There is probably no worse way to start your day than spending half an hour or more haggling over your balance with a conductor or trader, or having to leave your money to meet up with work. This is a regular occurrence for people who live in busy cities like Lagos, and this would often result in someone losing money to another.

Sanwopay is a Lagos-based startup looking to solve this problem by providing financial inclusion for transporters and traders. Its products are targeted at transforming payment systems among this group that has largely been left unattended in the financial system.

Samson Olubayo, Founder of Sanwopay was a guest on the Nairametrics Business Half Hour show where he shared insights on how the business is going to change the payment systems in the informal sector, taking it one place at a time.

“Sanwo is a Yoruba term meaning “to pay” and is a normal slang among the informal sector participants. Sanwopay started in November 2020, with a single location and has now grown to three locations within a space of ten months. The target was to help transporters and market women save, send and receive money instantly without having to worry about leaving their place of business.

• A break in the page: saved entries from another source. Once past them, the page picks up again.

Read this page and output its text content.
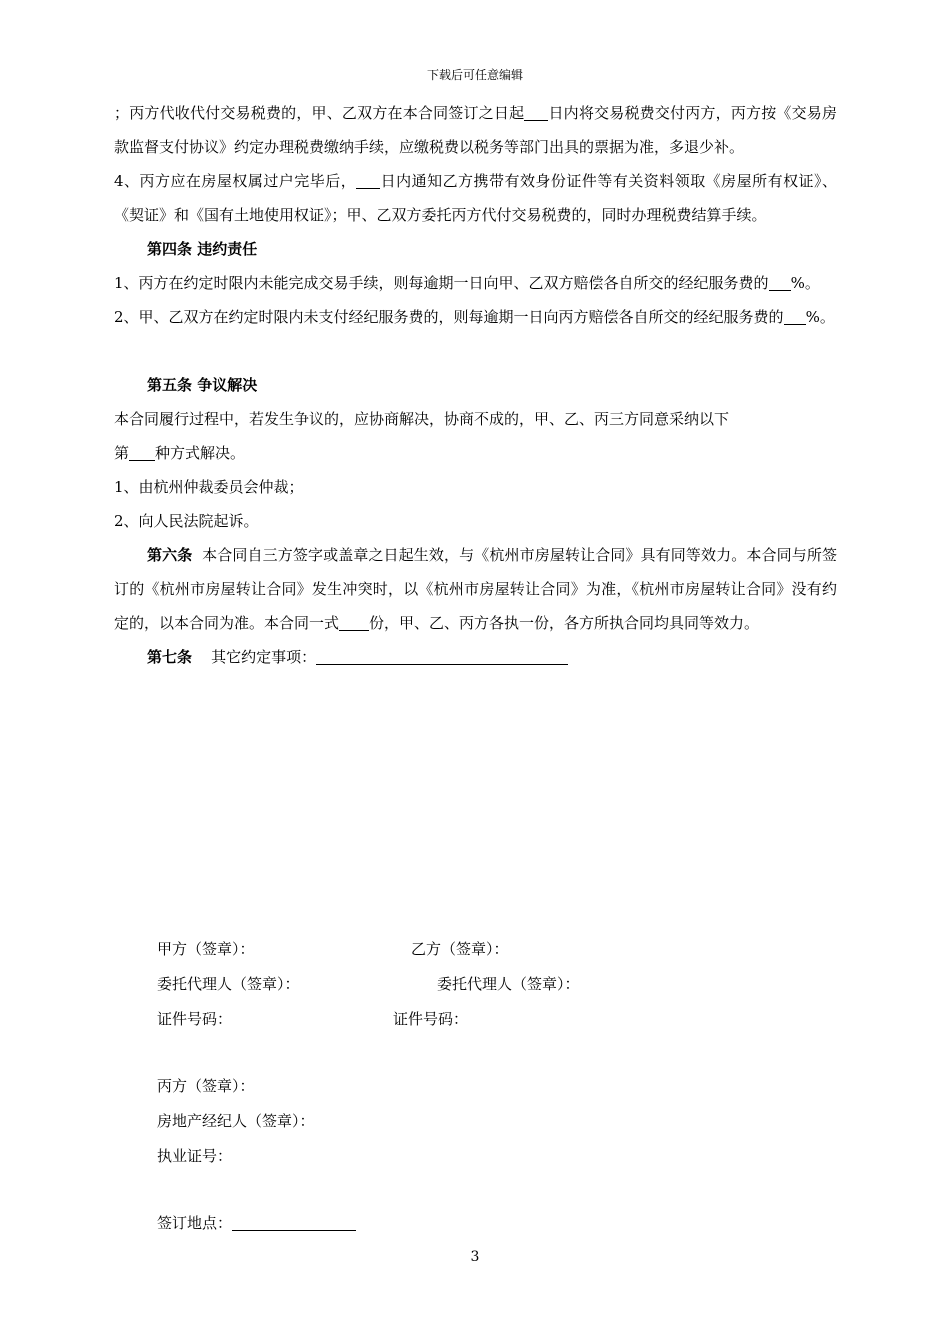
下载后可任意编辑

；丙方代收代付交易税费的，甲、乙双方在本合同签订之日起 日内将交易税费交付丙方，丙方按《交易房款监督支付协议》约定办理税费缴纳手续，应缴税费以税务等部门出具的票据为准，多退少补。

4、丙方应在房屋权属过户完毕后， 日内通知乙方携带有效身份证件等有关资料领取《房屋所有权证》、《契证》和《国有土地使用权证》；甲、乙双方委托丙方代付交易税费的，同时办理税费结算手续。

第四条 违约责任

1、丙方在约定时限内未能完成交易手续，则每逾期一日向甲、乙双方赔偿各自所交的经纪服务费的 %。

2、甲、乙双方在约定时限内未支付经纪服务费的，则每逾期一日向丙方赔偿各自所交的经纪服务费的 %。

第五条 争议解决

本合同履行过程中，若发生争议的，应协商解决，协商不成的，甲、乙、丙三方同意采纳以下

第 种方式解决。

1、由杭州仲裁委员会仲裁；

2、向人民法院起诉。

第六条 本合同自三方签字或盖章之日起生效，与《杭州市房屋转让合同》具有同等效力。本合同与所签订的《杭州市房屋转让合同》发生冲突时，以《杭州市房屋转让合同》为准，《杭州市房屋转让合同》没有约定的，以本合同为准。本合同一式 份，甲、乙、丙方各执一份，各方所执合同均具同等效力。

第七条 其它约定事项：

甲方（签章）：	乙方（签章）：
委托代理人（签章）：	委托代理人（签章）：
证件号码：	证件号码：
丙方（签章）：
房地产经纪人（签章）：
执业证号：
签订地点：
3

“We started because of the need and my experience in Lagos streets with conductors. People get into unnecessary fights with transporters and petty traders over the issue of change. I discovered that these set of people only respond to cash payment and they are not concerned about any drive for a cashless society. They can get reactive when you suggest anything other than cash payments, and that is why we sought to look for a way to break into the space and include them in the financial ecosystem,” he explained.

To break into the space, Sanwopay started with a daily savings system that mirrored what the target market are already used to, but on an informal level. The daily savings (referred to as Ajo among the yoruba’s) is like a thrift collection system where individuals save a part of their daily earnings.

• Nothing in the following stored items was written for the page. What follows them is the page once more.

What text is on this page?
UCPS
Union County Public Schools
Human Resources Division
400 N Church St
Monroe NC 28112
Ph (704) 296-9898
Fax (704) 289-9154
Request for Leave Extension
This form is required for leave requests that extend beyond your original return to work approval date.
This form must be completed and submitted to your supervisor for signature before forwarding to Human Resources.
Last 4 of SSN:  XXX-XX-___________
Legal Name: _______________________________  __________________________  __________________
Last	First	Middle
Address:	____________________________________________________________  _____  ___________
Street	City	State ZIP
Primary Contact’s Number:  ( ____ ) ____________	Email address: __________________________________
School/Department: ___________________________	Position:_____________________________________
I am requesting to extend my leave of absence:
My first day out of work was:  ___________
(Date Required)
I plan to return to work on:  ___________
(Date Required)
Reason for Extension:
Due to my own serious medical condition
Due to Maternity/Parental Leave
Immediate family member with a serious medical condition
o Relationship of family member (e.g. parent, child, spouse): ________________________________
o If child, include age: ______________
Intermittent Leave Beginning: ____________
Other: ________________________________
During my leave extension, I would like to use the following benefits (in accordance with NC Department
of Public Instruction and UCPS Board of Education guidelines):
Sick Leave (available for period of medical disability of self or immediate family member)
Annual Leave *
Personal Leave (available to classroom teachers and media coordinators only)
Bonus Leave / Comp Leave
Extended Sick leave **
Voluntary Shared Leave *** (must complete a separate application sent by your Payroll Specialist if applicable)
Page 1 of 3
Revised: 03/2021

Their existing system where the traders and drivers had to worry about the thrift collector and what would be their fate if he or she runs away with their funds. Sanwopay came with a more secured system where these merchants are assured of the security and accessibility of their savings. To top it, Sanwopay placed a fixed charge of N150 monthly charge on the savings irrespective of the amount saved daily – a deal way better than what they had already. With these incentives, it did not take time for them to subscribe to the individual and group savings product.

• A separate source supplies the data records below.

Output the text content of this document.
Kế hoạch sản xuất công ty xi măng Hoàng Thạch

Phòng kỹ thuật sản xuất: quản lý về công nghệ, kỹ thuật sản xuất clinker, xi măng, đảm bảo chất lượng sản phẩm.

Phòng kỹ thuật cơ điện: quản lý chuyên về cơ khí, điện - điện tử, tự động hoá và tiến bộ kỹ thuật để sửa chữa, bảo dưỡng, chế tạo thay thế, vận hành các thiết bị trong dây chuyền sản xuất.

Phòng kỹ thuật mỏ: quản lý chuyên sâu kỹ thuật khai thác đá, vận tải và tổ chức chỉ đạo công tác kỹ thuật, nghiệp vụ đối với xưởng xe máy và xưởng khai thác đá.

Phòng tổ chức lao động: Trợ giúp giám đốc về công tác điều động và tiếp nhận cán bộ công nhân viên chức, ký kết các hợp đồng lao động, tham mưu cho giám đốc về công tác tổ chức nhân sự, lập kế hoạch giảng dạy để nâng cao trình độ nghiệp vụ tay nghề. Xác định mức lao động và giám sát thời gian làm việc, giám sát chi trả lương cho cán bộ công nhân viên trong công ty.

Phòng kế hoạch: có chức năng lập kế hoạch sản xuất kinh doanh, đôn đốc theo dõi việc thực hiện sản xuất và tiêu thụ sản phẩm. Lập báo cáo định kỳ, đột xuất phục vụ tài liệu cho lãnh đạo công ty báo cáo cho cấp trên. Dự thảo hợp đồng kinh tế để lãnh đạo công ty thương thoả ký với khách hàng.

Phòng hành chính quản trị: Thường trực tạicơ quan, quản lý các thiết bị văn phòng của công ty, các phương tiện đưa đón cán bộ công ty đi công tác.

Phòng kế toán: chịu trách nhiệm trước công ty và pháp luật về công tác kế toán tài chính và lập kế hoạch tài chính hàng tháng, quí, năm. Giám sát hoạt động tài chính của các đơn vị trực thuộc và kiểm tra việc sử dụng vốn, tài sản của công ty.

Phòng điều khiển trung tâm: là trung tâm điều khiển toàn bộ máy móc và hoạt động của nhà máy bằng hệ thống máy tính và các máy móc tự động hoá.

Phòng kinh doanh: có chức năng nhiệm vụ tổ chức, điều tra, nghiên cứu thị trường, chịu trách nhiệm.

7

There is also the added advantage of community service centres located in major garages and markets, so that they do not have to worry about having to go through long queues in the bank or cut through red tapes before they can access their funds. This creates a soft landing even for those that may not be as tech-savvy as the others. There are also soft loans and microcredit options for the merchants to access if they need to restock, or if the drivers need to service or fix their vehicles.

Having gotten them subscribed to a savings plan and a microcredit plan, it was easier to then get them to accept receiving payment into their Sanwopay account from customers and passengers since they know that they can access the funds almost immediately.

Sanwopay is currently onboarding more merchants, transporters and traders before its product will be rolled out fully to the public. “There would be no point getting such a product out to passengers and customers, if the people who will receive payments through the system are yet to accept it. We are onboarding these merchants and creating accounts which they will use to receive payments,” Olubayo explained.

Sanwopay now has presence in Iyana-ipaja, Isolo and Ikotun axis, and plans to spread out to other commercial areas like Oshodi, and Mile 12 before the end of the year.